Costa e Rio não são Dupond e Dupont


Cada vez perco menos tempo nas redes sociais. Ainda assim, depois do debate entre Costa e Rio, 15 minutos numa caixa de comentários chegou para ver que a maioria das “análises” feitas era de uma ou duas frases, incompletas, com um vernáculo não próprio e que diziam, sobretudo, que Rio e Costa eram iguais. A discórdia sobre quem ganhou o debate, quem mobilizou mais ou menos eleitorado, quem esteve mais ou menos bem é saudável e ainda bem que existe. Dizer que Costa e Rio são iguais, como Dupond e Dupont, é absolutamente falso e perigoso.

Dupond e Dupont

Dupond e Dupont. Dois detectives da saga "Tintin" que se distinguem apenas pelo seu bigode. Fonte:Wikicommons, by California Pete, CC BY-NC-SA 2.0

Quem acha que Rio e Costa são Dupond e Dupont ou não esteve muito atento ao debate ou, provavelmente, está num extremo do espectro político e, por isso, todos os políticos moderados lhe parecem iguais. Rio com o coração perto da boca, onde sempre o tem, jogou ao ataque, com uma mensagem agressiva, como aliás tem de ser para quem está atrás em todas as sondagens. Mas até nisso há diferenças face a António Costa, muito mais calculista, habilidoso e com mais qualidade oratória.

No debate, ficou clara a diferença entre PS e PSD sobre várias temáticas. Rui Rio, mais uma vez, mostrou domínio na visão macroeconómica e explanou um programa fiscal coerente com as restantes políticas económicas. Apesar disso, passou uma mensagem um tanto tecnocrata, fixando-se muito em números e percentagens (que, infelizmente, pouco ou nada dizem aos portugueses).

Outrora, escrevi que António Costa deveria reler Keynes. Neste debate, ficou claro que provavelmente nunca o leu. Já que António Costa não respondeu a Rio, quando este afirmou que a retoma económica do país se deve fazer pelo lado da oferta, respondo eu: Ao contrário do que foi afirmado, a retoma da economia deve ser feita não só pelo lado da oferta mas sobretudo pelo lado da procura, como afirmava Keynes no seu magnum opus “Teoria Geral do Emprego, do Juro e da Moeda”. Aumentar o rendimento disponível das classes mais baixas e da classe média estimula a procura e o consumo, o que por sua vez gera um momento positivo na economia, levando a um maior crescimento económico. Procurar responder apenas pelo lado da oferta, ignorando o consumo, é apostar na velha lei de Say (que muito resumidamente diz que a oferta gera a sua própria procura). Talvez Rio não tenha lido recentemente Keynes, tal como Costa, principalmente a parte onde ele desmonta esta lei.

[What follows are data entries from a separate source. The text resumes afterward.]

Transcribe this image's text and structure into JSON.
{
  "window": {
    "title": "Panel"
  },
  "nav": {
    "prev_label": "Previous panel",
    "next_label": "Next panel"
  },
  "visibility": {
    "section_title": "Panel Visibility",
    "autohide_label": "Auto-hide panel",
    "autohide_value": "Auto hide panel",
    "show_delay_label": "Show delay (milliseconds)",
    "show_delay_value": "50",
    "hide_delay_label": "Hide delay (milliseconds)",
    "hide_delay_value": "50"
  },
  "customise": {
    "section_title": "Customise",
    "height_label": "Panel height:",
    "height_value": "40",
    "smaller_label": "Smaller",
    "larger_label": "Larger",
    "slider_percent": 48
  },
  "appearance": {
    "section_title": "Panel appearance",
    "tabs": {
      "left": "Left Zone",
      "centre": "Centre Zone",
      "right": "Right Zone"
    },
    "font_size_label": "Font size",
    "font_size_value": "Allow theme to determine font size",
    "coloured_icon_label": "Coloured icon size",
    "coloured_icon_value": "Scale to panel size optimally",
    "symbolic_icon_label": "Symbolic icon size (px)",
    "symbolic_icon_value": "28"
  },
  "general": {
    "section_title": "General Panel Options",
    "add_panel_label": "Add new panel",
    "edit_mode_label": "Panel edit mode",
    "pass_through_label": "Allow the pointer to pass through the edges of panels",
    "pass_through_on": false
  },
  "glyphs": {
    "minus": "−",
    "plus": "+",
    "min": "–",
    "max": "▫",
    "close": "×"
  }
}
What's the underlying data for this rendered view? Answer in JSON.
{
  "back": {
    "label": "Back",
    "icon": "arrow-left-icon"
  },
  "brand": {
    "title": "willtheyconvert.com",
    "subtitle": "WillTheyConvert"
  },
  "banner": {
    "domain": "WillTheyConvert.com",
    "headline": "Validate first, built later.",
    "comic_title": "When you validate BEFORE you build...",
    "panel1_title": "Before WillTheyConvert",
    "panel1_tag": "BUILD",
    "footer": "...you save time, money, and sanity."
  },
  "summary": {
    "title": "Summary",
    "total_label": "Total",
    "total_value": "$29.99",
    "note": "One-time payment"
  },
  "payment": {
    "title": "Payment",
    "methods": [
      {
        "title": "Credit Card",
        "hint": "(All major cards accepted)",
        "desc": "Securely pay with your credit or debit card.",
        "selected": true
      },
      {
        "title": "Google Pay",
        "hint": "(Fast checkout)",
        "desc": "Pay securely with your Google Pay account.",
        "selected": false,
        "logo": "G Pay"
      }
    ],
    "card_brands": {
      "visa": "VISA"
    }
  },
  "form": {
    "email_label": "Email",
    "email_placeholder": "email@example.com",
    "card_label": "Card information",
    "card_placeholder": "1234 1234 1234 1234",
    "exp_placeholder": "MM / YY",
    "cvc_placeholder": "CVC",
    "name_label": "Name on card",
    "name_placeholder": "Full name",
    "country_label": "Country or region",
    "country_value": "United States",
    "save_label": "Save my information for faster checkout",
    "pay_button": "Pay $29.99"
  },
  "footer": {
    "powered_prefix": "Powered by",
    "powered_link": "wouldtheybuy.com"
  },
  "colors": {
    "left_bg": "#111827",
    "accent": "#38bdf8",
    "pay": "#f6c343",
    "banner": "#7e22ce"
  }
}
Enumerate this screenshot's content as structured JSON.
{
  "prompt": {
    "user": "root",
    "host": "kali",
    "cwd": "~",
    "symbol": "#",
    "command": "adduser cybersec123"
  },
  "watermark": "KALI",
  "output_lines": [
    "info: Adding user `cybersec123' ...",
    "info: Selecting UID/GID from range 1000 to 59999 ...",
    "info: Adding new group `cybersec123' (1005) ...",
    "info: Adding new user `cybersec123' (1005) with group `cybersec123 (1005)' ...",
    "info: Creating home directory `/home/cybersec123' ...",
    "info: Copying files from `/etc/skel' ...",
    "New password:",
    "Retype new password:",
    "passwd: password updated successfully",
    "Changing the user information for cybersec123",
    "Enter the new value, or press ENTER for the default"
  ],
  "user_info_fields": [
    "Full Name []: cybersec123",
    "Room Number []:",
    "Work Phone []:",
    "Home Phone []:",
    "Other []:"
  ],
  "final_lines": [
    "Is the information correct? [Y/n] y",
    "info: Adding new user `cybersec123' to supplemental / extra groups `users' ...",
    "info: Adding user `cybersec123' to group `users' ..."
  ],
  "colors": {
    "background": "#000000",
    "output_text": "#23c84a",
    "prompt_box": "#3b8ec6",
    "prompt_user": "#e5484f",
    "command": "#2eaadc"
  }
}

Quanto à saúde, Costa fez um habilidoso teatro quando acusou Rio de não querer saber dos profissionais de saúde, apesar da proposta deste ser uma mudança no sistema, não referindo, sequer, os profissionais. A falácia do espantalho passou, com uma fraquíssima defesa de Rio, permitindo que o outro lado da barricada ganhasse pontos. Além disso, a alteração que Rio propôs fazer na constituição foi uma autêntica auto-estrada para as investidas de Costa. Se Costa levou a maioria dos pontos na questão da saúde, levou todos na questão da justiça. Mostrou um domínio superior do tema (não fosse ele jurista e ex-ministro da justiça) e acusou Rio de instrumentalizar a justiça e de a querer politizar. Rio negou as acusações mas nunca se conseguiu demarcar delas.

No último assunto da noite, a TAP, Rio forneceu um exemplo claro do que uma chamada companhia de bandeira não deve fazer: oferecer um bilhete mais barato para uma viagem com origem em Madrid do que com origem em Lisboa. Costa parece ter abandonado o preconceito ideológico face a uma companhia de bandeira quando afirma que o interesse na TAP por parte de outras companhias de aviação é algo desejável. Apesar disso, não contra-atacou o discurso exaltado de Rio, deixando-o ficar com os pontos num assunto que tanto divide os portugueses.

Geralmente, num debate, quem joga para empatar, perde. Porém, isso não aconteceu neste. Costa jogou à defesa, desviando-se dos ataques de Rio com mais ou menos demagogia e acaba por sair ligeiramente por cima. Conseguiu segurar mais eleitorado e mobilizou algum de esquerda – aquele que está mais desiludido com o Bloco e o PCP. Ainda assim, essa ligeira vantagem é tão ténue que a vitória de Costa lhe deve ter sabido a pouco.